Avec la nomination de Belooussov, Poutine souhaite parachever la transformation de l’économie russe afin de la mettre intégralement au service de l’effort de guerre. 

  • Tout comme son successeur Choïgou, Belooussov n’est pas un militaire. Il est un technocrate, proche de Poutine.
  • Selon les analystes de l’Institute for the Study of War, cette nomination s’inscrit dans la ligne d’efforts déployés par le président russe pour mettre en place toutes les conditions économiques d’une guerre prolongée, et éventuellement se préparer à une future confrontation avec l’OTAN4.
  • Malgré son manque d’expérience militaire, Belooussov a été impliqué dans un certain nombre de projets liés à l’industrie de la défense.
  • Il met l’accent sur l’optimisation de l’innovation technologique et de la production de l’industrie de défense. Il a notamment présenté un projet de commande publique de 4,4 milliards de roubles (environ 48 millions de dollars) pour la production de drones jusqu’en 2030, ainsi que des plans pour former des fabricants et des opérateurs de drones5.

L’une des tâches de Belooussov sera de dissiper les désaccords entre les militaires et les industriels afin de continuer à approvisionner l’armée et de transformer l’économie.

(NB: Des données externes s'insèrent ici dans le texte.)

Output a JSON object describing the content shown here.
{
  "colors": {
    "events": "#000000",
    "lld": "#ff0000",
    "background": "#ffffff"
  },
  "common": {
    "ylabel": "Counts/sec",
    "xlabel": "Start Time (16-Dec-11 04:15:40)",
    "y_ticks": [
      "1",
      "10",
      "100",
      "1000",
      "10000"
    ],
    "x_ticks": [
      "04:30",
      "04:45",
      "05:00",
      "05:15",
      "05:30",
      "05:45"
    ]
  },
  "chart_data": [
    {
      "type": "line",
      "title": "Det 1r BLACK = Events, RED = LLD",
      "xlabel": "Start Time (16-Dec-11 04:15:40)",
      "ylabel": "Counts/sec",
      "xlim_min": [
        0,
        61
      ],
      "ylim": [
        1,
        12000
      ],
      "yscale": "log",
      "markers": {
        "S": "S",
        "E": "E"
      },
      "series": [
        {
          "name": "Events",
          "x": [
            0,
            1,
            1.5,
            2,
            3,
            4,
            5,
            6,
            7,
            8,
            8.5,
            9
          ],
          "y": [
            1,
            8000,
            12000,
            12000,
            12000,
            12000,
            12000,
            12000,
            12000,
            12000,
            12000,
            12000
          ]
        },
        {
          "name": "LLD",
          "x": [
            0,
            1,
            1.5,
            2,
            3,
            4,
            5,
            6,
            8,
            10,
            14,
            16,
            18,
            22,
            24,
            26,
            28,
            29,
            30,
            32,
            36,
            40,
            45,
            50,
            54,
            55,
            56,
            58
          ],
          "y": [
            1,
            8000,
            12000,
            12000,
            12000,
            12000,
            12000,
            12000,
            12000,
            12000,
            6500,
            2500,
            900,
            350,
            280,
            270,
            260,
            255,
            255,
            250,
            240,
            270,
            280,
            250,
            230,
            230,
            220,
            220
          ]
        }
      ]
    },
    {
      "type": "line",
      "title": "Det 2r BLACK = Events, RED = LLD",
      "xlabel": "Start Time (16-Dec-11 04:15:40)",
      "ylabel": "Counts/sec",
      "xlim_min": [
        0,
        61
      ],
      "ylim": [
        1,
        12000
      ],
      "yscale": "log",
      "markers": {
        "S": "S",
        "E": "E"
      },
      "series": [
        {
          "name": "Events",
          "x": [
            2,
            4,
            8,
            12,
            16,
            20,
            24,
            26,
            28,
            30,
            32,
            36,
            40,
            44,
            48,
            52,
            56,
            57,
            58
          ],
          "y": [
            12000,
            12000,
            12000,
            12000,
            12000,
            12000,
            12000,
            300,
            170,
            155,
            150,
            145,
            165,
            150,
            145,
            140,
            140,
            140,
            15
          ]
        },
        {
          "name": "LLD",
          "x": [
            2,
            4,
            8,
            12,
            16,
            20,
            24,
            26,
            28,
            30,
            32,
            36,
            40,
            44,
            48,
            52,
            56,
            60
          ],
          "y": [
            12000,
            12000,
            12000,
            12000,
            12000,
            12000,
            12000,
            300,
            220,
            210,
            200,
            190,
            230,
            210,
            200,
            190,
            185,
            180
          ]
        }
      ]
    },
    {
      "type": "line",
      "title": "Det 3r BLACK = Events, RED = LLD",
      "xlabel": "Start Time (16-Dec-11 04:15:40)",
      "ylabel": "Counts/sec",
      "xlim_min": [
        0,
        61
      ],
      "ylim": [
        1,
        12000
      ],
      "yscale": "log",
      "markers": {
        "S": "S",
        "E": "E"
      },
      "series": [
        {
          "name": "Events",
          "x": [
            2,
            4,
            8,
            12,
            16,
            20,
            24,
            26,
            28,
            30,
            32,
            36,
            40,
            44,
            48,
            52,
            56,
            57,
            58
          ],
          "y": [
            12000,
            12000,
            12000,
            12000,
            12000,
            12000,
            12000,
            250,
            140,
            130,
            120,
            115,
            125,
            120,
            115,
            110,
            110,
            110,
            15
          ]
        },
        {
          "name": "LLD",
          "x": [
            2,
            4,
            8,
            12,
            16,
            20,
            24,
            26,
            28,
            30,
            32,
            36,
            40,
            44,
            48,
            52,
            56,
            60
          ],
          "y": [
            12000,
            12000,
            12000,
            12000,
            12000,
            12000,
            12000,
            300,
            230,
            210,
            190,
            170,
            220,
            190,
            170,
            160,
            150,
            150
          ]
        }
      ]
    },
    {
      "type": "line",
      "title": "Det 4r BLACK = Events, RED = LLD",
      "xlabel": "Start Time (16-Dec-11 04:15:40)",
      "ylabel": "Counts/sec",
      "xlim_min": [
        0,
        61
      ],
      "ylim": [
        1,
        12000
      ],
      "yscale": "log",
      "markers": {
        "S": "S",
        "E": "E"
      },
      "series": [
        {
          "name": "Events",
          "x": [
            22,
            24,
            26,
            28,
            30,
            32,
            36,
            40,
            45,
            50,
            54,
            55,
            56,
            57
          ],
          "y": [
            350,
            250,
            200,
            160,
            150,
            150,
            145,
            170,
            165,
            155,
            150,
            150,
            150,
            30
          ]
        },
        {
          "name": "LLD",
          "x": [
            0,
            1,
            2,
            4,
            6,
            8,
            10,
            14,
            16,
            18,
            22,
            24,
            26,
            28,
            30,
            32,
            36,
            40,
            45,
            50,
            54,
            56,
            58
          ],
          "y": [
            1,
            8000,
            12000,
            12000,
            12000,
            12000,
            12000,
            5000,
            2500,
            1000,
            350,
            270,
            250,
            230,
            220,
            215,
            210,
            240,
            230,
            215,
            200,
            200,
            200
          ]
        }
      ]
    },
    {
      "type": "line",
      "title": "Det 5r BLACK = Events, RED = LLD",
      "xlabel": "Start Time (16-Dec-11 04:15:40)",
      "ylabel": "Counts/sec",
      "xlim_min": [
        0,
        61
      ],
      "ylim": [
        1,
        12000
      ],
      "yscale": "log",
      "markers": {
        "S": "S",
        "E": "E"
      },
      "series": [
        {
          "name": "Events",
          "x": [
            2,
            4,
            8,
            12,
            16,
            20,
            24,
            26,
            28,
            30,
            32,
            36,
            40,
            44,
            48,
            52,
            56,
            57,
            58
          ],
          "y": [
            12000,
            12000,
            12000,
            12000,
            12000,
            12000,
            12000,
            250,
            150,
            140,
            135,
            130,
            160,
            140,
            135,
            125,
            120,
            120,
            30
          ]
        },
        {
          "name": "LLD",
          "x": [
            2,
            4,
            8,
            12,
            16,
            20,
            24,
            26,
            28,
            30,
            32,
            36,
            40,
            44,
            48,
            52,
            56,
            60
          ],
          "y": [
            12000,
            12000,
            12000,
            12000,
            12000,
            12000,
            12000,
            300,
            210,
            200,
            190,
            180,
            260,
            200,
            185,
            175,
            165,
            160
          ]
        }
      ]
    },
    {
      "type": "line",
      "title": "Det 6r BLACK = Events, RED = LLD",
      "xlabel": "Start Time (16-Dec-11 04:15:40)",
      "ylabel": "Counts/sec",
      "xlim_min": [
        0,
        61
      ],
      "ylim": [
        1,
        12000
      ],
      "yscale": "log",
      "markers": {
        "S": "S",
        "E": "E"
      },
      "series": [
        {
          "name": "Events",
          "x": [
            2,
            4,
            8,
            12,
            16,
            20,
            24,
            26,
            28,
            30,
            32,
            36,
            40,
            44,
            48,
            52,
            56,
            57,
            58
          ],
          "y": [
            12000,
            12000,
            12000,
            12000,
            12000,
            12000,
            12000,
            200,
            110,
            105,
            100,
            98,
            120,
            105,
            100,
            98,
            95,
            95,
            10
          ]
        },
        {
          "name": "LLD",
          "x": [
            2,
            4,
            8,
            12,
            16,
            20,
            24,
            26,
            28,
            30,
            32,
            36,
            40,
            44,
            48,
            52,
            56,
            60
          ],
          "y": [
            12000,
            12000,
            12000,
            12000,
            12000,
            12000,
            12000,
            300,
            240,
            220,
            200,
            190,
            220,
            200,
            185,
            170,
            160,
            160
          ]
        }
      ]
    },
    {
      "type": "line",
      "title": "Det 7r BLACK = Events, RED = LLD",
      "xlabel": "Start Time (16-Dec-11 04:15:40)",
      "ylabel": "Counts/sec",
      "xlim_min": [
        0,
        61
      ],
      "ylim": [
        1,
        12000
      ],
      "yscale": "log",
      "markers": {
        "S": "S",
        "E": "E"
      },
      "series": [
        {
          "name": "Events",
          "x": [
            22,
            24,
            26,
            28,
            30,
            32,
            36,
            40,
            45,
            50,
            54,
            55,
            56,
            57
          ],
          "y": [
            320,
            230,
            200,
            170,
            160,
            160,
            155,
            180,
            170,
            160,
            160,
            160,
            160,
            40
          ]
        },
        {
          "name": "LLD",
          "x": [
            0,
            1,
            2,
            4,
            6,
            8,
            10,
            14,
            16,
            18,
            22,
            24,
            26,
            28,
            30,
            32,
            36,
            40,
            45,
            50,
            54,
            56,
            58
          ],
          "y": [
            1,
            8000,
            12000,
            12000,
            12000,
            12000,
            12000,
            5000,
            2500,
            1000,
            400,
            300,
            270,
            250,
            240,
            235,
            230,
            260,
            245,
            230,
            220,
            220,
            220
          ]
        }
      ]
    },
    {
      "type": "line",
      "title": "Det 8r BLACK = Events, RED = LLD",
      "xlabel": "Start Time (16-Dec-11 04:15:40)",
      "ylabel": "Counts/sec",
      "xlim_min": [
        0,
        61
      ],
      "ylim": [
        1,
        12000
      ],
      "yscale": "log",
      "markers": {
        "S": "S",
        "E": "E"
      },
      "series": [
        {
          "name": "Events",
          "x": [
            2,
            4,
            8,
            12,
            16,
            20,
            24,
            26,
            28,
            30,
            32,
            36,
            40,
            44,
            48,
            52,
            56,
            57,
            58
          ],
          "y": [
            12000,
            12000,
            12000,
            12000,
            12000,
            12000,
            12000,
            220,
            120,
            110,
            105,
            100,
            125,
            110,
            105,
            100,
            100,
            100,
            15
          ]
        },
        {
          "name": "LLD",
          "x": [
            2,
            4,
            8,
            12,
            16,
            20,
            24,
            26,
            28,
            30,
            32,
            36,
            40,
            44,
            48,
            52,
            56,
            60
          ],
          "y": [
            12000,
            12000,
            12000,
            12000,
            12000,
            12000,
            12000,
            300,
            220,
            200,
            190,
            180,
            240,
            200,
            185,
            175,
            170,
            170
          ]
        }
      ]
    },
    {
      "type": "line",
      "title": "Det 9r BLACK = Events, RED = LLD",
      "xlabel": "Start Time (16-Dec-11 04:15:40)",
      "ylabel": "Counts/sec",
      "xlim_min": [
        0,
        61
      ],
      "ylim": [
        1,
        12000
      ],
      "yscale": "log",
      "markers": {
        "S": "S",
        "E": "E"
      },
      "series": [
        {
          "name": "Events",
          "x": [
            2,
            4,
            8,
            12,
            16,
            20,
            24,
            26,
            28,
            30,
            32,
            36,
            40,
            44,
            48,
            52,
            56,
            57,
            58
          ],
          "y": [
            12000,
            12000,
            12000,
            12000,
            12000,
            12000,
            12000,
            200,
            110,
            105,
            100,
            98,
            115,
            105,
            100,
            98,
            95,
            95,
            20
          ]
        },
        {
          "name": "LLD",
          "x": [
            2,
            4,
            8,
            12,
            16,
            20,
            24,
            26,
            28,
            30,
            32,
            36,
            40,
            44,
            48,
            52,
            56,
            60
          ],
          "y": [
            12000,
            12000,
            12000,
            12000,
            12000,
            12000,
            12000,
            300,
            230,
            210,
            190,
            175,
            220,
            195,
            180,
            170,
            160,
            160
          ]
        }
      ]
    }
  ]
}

Selon Alexeï Govrin, membre de la commission des petites et moyennes entreprises de la Douma, Belousov jouit d’une autorité « dans de nombreux cercles », notamment en raison de sa capacité à « toujours entendre et comprendre des arguments » de tous bords6.

  • Bénéficiant d’une réputation de technocrate, Belooussov devrait aussi s’attaquer à la corruption au sein du ministère de la Défense, évoquée à plusieurs reprises notamment lors de l’affrontement entre Choïgou et Prigogine à l’été 2023.

Le nouveau ministre de la Défense russe fait l’objet de sanctions ukrainiennes, européennes et figure sur la liste des sanctions individuelles adoptées par les États-Unis, le Japon, le Royaume-Uni, le Canada et l’Australie. Contrairement à Choïgou, qui est de confession bouddhiste, Belooussov, né à Moscou, est un chrétien orthodoxe pratiquant.